Developing people’s ‘Data Imaginations’

Enhancing the use of digital data within schools clearly involves exploring how everybody within a school (staff and students) might improve the ways in which they ‘do’ data. This involves basic data awarenesses of what digital data is, the various ways it is used, and the consequences that can result. This also involves people’s data skills – i.e. knowing how to interpret data visualisations, knowing how to access digital data, and perhaps even managing and manipulating data.
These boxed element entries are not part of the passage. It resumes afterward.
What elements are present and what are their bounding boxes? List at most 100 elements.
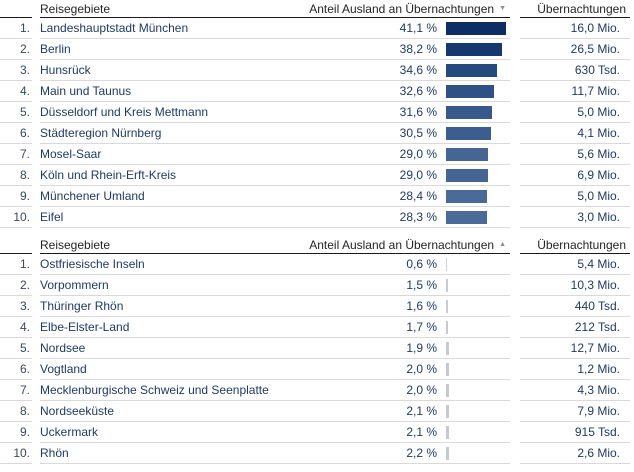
row-main-cell: Nordsee 1,9 % bbox=[40, 338, 510, 359]
nights-value: 630 Tsd. bbox=[520, 60, 630, 81]
data-bar-track bbox=[446, 443, 510, 463]
data-bar bbox=[446, 148, 489, 161]
column-gap bbox=[510, 165, 520, 186]
share-percent-value: 1,9 % bbox=[406, 341, 437, 355]
table-row[interactable]: 6. Vogtland 2,0 % 1,2 Mio. bbox=[0, 359, 630, 380]
row-rank: 3. bbox=[0, 60, 32, 81]
row-main-cell: Berlin 38,2 % bbox=[40, 39, 510, 60]
region-name: Ostfriesische Inseln bbox=[40, 257, 145, 271]
column-gap bbox=[32, 1, 40, 18]
data-bar-track bbox=[446, 401, 510, 421]
data-bar-track bbox=[446, 296, 510, 316]
sort-ascending-icon[interactable]: ▲ bbox=[499, 241, 506, 248]
table-row[interactable]: 8. Köln und Rhein-Erft-Kreis 29,0 % 6,9 Mio… bbox=[0, 165, 630, 186]
data-bar bbox=[446, 279, 449, 292]
region-name: Mosel-Saar bbox=[40, 147, 102, 161]
table-row[interactable]: 10. Eifel 28,3 % 3,0 Mio. bbox=[0, 207, 630, 228]
data-bar-track bbox=[446, 186, 510, 206]
column-gap bbox=[32, 254, 40, 275]
region-column-header[interactable]: Reisegebiete bbox=[40, 238, 111, 252]
data-bar bbox=[446, 405, 450, 418]
share-percent-value: 41,1 % bbox=[399, 21, 437, 35]
share-percent-value: 29,0 % bbox=[399, 147, 437, 161]
nights-value: 3,0 Mio. bbox=[520, 207, 630, 228]
column-gap bbox=[510, 102, 520, 123]
column-gap bbox=[510, 401, 520, 422]
row-rank: 6. bbox=[0, 359, 32, 380]
row-main-cell: Nordseeküste 2,1 % bbox=[40, 401, 510, 422]
row-main-cell: Uckermark 2,1 % bbox=[40, 422, 510, 443]
column-gap bbox=[510, 60, 520, 81]
table-row[interactable]: 2. Vorpommern 1,5 % 10,3 Mio. bbox=[0, 275, 630, 296]
row-rank: 10. bbox=[0, 443, 32, 464]
nights-value: 5,0 Mio. bbox=[520, 186, 630, 207]
table-row[interactable]: 3. Hunsrück 34,6 % 630 Tsd. bbox=[0, 60, 630, 81]
nights-value: 26,5 Mio. bbox=[520, 39, 630, 60]
column-gap bbox=[510, 254, 520, 275]
share-column-header[interactable]: Anteil Ausland an Übernachtungen ▲ bbox=[309, 237, 510, 253]
table-row[interactable]: 4. Main und Taunus 32,6 % 11,7 Mio. bbox=[0, 81, 630, 102]
region-column-header[interactable]: Reisegebiete bbox=[40, 2, 111, 16]
row-main-cell: Eifel 28,3 % bbox=[40, 207, 510, 228]
share-percent-value: 34,6 % bbox=[399, 63, 437, 77]
nights-value: 4,1 Mio. bbox=[520, 123, 630, 144]
column-gap bbox=[510, 338, 520, 359]
share-percent-value: 2,0 % bbox=[406, 383, 437, 397]
table-row[interactable]: 1. Ostfriesische Inseln 0,6 % 5,4 Mio. bbox=[0, 254, 630, 275]
sort-descending-icon[interactable]: ▼ bbox=[499, 5, 506, 12]
region-name: Berlin bbox=[40, 42, 71, 56]
table-row[interactable]: 5. Nordsee 1,9 % 12,7 Mio. bbox=[0, 338, 630, 359]
data-bar-track bbox=[446, 81, 510, 101]
row-main-cell: Düsseldorf und Kreis Mettmann 31,6 % bbox=[40, 102, 510, 123]
table-row[interactable]: 6. Städteregion Nürnberg 30,5 % 4,1 Mio. bbox=[0, 123, 630, 144]
table-row[interactable]: 5. Düsseldorf und Kreis Mettmann 31,6 % 5,0… bbox=[0, 102, 630, 123]
row-rank: 1. bbox=[0, 18, 32, 39]
row-rank: 5. bbox=[0, 338, 32, 359]
table-row[interactable]: 10. Rhön 2,2 % 2,6 Mio. bbox=[0, 443, 630, 464]
data-bar bbox=[446, 43, 502, 56]
table-row[interactable]: 1. Landeshauptstadt München 41,1 % 16,0 Mio… bbox=[0, 18, 630, 39]
data-bar bbox=[446, 426, 450, 439]
region-name: Nordsee bbox=[40, 341, 86, 355]
column-gap bbox=[32, 380, 40, 401]
table-row[interactable]: 9. Münchener Umland 28,4 % 5,0 Mio. bbox=[0, 186, 630, 207]
data-bar bbox=[446, 258, 447, 271]
nights-column-header[interactable]: Übernachtungen bbox=[520, 237, 630, 254]
column-gap bbox=[32, 338, 40, 359]
share-percent-value: 28,4 % bbox=[399, 189, 437, 203]
column-gap bbox=[32, 422, 40, 443]
data-bar bbox=[446, 190, 488, 203]
table-row[interactable]: 7. Mecklenburgische Schweiz und Seenplatt… bbox=[0, 380, 630, 401]
table-row[interactable]: 3. Thüringer Rhön 1,6 % 440 Tsd. bbox=[0, 296, 630, 317]
share-percent-value: 2,2 % bbox=[406, 446, 437, 460]
table-row[interactable]: 4. Elbe-Elster-Land 1,7 % 212 Tsd. bbox=[0, 317, 630, 338]
share-percent-value: 0,6 % bbox=[406, 257, 437, 271]
table-row[interactable]: 2. Berlin 38,2 % 26,5 Mio. bbox=[0, 39, 630, 60]
row-main-cell: Ostfriesische Inseln 0,6 % bbox=[40, 254, 510, 275]
share-percent-value: 2,1 % bbox=[406, 404, 437, 418]
data-bar bbox=[446, 85, 494, 98]
column-gap bbox=[510, 422, 520, 443]
share-percent-value: 29,0 % bbox=[399, 168, 437, 182]
row-main-cell: Münchener Umland 28,4 % bbox=[40, 186, 510, 207]
table-row[interactable]: 8. Nordseeküste 2,1 % 7,9 Mio. bbox=[0, 401, 630, 422]
share-column-header[interactable]: Anteil Ausland an Übernachtungen ▼ bbox=[309, 1, 510, 17]
nights-column-header[interactable]: Übernachtungen bbox=[520, 1, 630, 18]
column-gap bbox=[510, 81, 520, 102]
row-rank: 3. bbox=[0, 296, 32, 317]
nights-value: 6,9 Mio. bbox=[520, 165, 630, 186]
table-top-foreign-share: Reisegebiete Anteil Ausland an Übernacht… bbox=[0, 1, 630, 228]
region-name: Düsseldorf und Kreis Mettmann bbox=[40, 105, 209, 119]
nights-value: 7,9 Mio. bbox=[520, 401, 630, 422]
report-page: Reisegebiete Anteil Ausland an Übernacht… bbox=[0, 1, 630, 464]
column-gap bbox=[510, 296, 520, 317]
table-lowest-foreign-share: Reisegebiete Anteil Ausland an Übernacht… bbox=[0, 237, 630, 464]
region-name: Vorpommern bbox=[40, 278, 109, 292]
row-rank: 6. bbox=[0, 123, 32, 144]
data-bar-track bbox=[446, 254, 510, 274]
data-bar bbox=[446, 106, 493, 119]
column-gap bbox=[32, 102, 40, 123]
table-row[interactable]: 7. Mosel-Saar 29,0 % 5,6 Mio. bbox=[0, 144, 630, 165]
table-row[interactable]: 9. Uckermark 2,1 % 915 Tsd. bbox=[0, 422, 630, 443]
row-main-cell: Vorpommern 1,5 % bbox=[40, 275, 510, 296]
Taken as a whole, these competencies are sometimes referred to as ‘data literacy’ or ‘data wrangling’. While they might sound straightforward enough, these skills and understandings cover a lot of ground – from basic numeracy to more advanced data-handling and statistical skills, and even coding and programming knowledge.

One additional dimension that we are interested exploring in our research is what might be termed people’s ‘data imaginations’. In a basic sense, this refers to people’s ability to ‘think otherwise’ about how they might be engaging with digital data – reimagining ways of working with data, and thinking what might be done differently. This is more difficult than it sounds. While an individual might be fairly competent in engaging with digital data along the set lines in which they are accustomed, it is often difficult to ‘know what you don’t know’ – particularly when it comes to digital data practices that are otherwise online and out-of-sight.
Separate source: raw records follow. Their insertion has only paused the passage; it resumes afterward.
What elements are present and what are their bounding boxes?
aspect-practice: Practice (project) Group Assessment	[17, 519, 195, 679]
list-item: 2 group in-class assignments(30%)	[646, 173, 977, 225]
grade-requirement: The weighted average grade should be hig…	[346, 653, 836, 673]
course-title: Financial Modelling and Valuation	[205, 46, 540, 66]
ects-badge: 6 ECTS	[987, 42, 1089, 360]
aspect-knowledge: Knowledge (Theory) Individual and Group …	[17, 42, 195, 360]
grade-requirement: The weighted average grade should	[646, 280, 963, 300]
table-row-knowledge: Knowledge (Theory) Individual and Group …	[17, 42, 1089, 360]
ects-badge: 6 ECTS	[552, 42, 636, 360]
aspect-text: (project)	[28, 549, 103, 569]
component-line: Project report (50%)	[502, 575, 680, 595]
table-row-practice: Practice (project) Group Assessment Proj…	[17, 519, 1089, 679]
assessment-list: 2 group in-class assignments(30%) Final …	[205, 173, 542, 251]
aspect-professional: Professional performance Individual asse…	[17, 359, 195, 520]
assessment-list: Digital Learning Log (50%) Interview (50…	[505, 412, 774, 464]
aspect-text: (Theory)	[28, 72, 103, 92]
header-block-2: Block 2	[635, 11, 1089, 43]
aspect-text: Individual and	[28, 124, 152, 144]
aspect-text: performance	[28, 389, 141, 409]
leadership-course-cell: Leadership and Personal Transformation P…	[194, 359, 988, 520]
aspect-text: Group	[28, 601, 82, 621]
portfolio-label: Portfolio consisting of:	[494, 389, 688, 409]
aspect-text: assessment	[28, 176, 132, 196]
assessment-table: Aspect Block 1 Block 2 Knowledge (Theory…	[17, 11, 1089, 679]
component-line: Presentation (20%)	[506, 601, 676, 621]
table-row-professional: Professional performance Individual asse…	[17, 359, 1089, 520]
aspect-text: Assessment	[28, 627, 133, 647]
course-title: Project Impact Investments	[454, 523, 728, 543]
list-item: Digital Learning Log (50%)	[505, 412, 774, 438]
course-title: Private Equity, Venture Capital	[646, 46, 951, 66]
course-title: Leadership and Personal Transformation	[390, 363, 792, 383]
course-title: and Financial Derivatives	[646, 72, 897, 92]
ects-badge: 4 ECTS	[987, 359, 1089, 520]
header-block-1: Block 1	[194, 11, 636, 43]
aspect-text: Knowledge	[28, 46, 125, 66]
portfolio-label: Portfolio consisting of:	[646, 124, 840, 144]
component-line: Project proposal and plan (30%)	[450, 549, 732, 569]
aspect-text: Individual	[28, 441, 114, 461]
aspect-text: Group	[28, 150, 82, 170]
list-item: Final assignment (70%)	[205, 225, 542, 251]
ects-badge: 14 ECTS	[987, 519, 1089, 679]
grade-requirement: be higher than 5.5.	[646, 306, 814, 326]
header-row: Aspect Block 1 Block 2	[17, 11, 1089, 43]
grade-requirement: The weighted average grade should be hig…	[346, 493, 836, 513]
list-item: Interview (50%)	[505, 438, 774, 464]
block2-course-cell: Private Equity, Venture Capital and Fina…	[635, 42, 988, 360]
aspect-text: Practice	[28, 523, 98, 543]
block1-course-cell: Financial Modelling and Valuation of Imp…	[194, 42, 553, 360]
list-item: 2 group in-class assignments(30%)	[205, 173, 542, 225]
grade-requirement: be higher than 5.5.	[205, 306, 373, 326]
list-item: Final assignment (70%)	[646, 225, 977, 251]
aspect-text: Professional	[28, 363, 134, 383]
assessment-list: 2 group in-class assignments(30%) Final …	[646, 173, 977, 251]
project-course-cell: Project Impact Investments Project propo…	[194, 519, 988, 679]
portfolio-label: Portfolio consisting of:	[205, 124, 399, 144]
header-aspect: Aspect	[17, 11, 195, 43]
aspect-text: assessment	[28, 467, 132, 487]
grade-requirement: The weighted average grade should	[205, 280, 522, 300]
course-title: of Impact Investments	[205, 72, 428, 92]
In this sense, it is understandable that many students and staff have rather limited imaginations about what else might be done with data.  For example, many teachers’ engagement with digital data is confined to very restricted modes of data engagement – for example, default data visualisations and data-handling protocols familiar from popular applications such as Excel and/or their school’s learning management systems. When asked to imagine alternate models of data use, it can prove difficult to think beyond familiar data tropes such as line graphs, dashboards and filters.

Similarly, many students find it difficult to think outside of the limited messages and mantras about ‘digital footprints’ and ‘data-protection’ that they have been bombarded with since their early years of schooling. Indeed, students’ talk about digital data often reverts quickly back to the norms implicit in calls for users to engage with‘cyber-safety’, ‘internet awareness’ and ‘e-safety’ classes. The onus here is for individuals to take responsibility for managing the ‘risks’ of digital data, to remain ‘safe’ and work to make ‘better’ personal use of data. Rarely, then, will students (or staff) be able to reimagine data use in more collective, more open or more subversive terms.

This is not to criticise students or staff at all … there are far more important things in life to be looking to improve than one’s engagement with digital data. Neither should people’s familiar data practices and approaches be dismissed out-of-hand. However, our project remains interested in supporting students, teachers and staff to begin to think differently and defiantly about what digital data might be capable of doing for them. This is where the notion of a ‘data imagination’ comes to the fore.

In a basic sense, we are using the term ‘imagination’ to refer to the capacity to move beyond what we already know, to see things from other points of view, and to extend  our experiences and thoughts in ways that might result in new insights, ideas and aspirations. As Murray Hunter (2013, p.114) puts it: “imagination decomposes what already is, replacing it with what could be”.

There are various different types of ‘imagination’ – ‘strategic’, ‘emotional’, ‘creative’ and even ‘critical’ imaginations. Our own evocation of a ‘data imagination’ draws inspiration from C. Wright Mills’ (1959) notion of ‘the sociological imagination’. Here, Mills talks of the need to view any facet of society in terms of individual, structural and historical issues. So, this points us firmly toward seeing digital data not just in terms of one’s own personal experiences, but also in terms of shared issues and social structures that might be common to everyone in a similar situations, contexts and cultures.

Supporting students and staff to imagine the use of school digital data along these extended and expanded lines will not be easy. However, we are keen to explore what might be achieved by getting people thinking differently about data – if only for a moment or two. This will involve getting people excited about different forms of digital data, different ways of organising and engaging with digital data, and even different ways of talking about the roles that digital data play in influencing everyday school life … watch this space!